Diagnostic tests are usually performed after a positive screen inspection to check the diagnosis of Down syndrome. The type of diagnostic test is as follows. Chorionic Villus Sampling (CVS) examines material from the placenta. Amniocentesis examines the amniotic fluid (the fluid from the sac surrounding the baby). Percutaneous Umbilical Blood Sampling (PUBS) examines blood from the umbilical cord. These exams are looking for chromosomal changes that specify Down syndrome diagnosis.
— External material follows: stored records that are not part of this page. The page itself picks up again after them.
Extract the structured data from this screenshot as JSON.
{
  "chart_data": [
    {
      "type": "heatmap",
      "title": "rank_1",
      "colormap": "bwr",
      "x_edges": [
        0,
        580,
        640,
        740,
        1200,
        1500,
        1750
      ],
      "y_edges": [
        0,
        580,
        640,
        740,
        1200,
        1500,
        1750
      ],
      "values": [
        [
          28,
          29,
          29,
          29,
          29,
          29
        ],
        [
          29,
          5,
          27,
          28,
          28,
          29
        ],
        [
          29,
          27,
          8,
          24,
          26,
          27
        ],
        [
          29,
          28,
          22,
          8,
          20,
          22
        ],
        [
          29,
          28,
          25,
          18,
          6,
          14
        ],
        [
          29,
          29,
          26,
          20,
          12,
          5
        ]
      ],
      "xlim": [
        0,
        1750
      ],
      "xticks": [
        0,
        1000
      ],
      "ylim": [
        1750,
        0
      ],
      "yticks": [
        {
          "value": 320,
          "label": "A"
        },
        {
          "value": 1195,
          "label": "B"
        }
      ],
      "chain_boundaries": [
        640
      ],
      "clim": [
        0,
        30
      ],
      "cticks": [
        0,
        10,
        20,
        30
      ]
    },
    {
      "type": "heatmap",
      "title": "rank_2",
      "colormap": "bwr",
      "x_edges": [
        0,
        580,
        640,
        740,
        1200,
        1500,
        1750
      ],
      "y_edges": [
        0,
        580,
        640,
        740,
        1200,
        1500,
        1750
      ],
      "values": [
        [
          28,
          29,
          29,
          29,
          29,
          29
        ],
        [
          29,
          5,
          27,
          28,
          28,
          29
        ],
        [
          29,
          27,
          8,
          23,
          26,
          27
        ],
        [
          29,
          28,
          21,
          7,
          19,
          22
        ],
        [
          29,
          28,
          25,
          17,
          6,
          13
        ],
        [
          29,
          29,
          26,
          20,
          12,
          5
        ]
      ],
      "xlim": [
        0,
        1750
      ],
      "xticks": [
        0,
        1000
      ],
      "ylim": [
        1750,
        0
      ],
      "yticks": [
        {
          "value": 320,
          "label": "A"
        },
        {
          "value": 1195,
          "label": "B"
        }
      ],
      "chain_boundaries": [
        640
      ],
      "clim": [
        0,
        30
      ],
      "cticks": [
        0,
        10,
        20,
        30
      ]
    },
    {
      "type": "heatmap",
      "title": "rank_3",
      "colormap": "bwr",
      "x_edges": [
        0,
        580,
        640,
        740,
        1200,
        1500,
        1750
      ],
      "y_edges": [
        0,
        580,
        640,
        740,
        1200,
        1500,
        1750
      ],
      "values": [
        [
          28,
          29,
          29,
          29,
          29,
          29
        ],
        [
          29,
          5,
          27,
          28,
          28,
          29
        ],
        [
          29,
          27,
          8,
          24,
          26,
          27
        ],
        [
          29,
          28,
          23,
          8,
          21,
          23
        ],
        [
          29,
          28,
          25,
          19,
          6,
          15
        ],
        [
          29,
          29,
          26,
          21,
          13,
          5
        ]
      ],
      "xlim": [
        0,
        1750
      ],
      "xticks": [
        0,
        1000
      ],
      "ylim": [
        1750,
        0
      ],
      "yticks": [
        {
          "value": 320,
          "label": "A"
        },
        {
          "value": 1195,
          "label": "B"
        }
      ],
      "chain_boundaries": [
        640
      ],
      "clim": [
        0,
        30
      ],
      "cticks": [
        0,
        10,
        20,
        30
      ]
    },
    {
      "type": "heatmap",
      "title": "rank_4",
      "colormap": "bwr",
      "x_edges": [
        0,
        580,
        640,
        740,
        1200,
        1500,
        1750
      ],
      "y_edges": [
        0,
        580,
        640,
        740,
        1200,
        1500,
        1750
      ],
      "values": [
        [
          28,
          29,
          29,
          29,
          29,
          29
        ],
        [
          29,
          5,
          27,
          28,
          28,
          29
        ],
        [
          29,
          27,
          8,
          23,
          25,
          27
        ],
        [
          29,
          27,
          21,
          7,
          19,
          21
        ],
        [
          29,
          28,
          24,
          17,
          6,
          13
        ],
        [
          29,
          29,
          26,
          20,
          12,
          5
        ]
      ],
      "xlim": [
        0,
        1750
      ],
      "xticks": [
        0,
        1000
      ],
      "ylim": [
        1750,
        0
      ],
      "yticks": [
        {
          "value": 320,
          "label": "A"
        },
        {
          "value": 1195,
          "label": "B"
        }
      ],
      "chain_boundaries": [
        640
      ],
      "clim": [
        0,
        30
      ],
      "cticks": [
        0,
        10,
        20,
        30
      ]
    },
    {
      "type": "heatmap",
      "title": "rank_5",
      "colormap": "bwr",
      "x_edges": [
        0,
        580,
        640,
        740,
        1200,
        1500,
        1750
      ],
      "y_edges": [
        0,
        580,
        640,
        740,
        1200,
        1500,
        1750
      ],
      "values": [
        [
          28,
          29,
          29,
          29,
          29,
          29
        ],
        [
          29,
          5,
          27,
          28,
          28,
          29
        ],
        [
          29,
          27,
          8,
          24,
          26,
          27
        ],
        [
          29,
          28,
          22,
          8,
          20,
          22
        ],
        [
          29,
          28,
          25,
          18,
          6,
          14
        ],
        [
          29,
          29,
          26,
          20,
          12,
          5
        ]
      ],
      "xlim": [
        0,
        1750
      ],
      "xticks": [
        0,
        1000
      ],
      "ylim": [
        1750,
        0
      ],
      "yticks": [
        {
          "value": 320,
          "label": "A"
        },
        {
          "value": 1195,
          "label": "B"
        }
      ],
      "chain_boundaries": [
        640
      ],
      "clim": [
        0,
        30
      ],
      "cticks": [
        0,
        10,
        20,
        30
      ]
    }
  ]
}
Treatment of patients with Down syndrome is interdisciplinary. Karyotype analysis should be performed on newborns with suspected Down syndrome to confirm the diagnosis. The family must be referred to a clinical geneticist for genetic testing and counseling of their parents. Parental education is one of the most important aspects of treating Down’s syndrome, as parents need to be aware of a variety of related conditions so that they can be properly diagnosed and treated. Treatment is basically symptomatic and complete recovery is not possible. These patients need to have their hearing and eyesight tested and are prone to cataracts, so timely surgery is needed. Thyroid function tests are performed annually and should be treated appropriately if interrupted. Although nutritional problems improve after heart surgery, optimal growth and weight gain require a balanced diet, regular exercise, and physiotherapy. A cardiac referral should be sent to all patients, regardless of the clinical signs of congenital heart disease. If congenital heart disease is present, it should be corrected within the first 6 months of life to ensure optimal growth and development of the child. Other disciplines involved include developmental pediatricians, pediatric respirators, gastroenterologists, neurologists, neurosurgeons, orthopedic surgeons, pediatric psychologists, physiotherapists, occupational therapists, speech therapists, Includes auditors. Down’s syndrome is caused by the presence of extra chromosome 21. This is the most common pattern of human malformations. People with Down syndrome need the same screening and care that is available to everyone. Children with Down syndrome are at increased risk of developing certain birth defects, and adults with Down syndrome are at increased risk of developing certain health problems. Links to online man pages are provided for the most common issues. The daily health care recommendations for adults are listed above.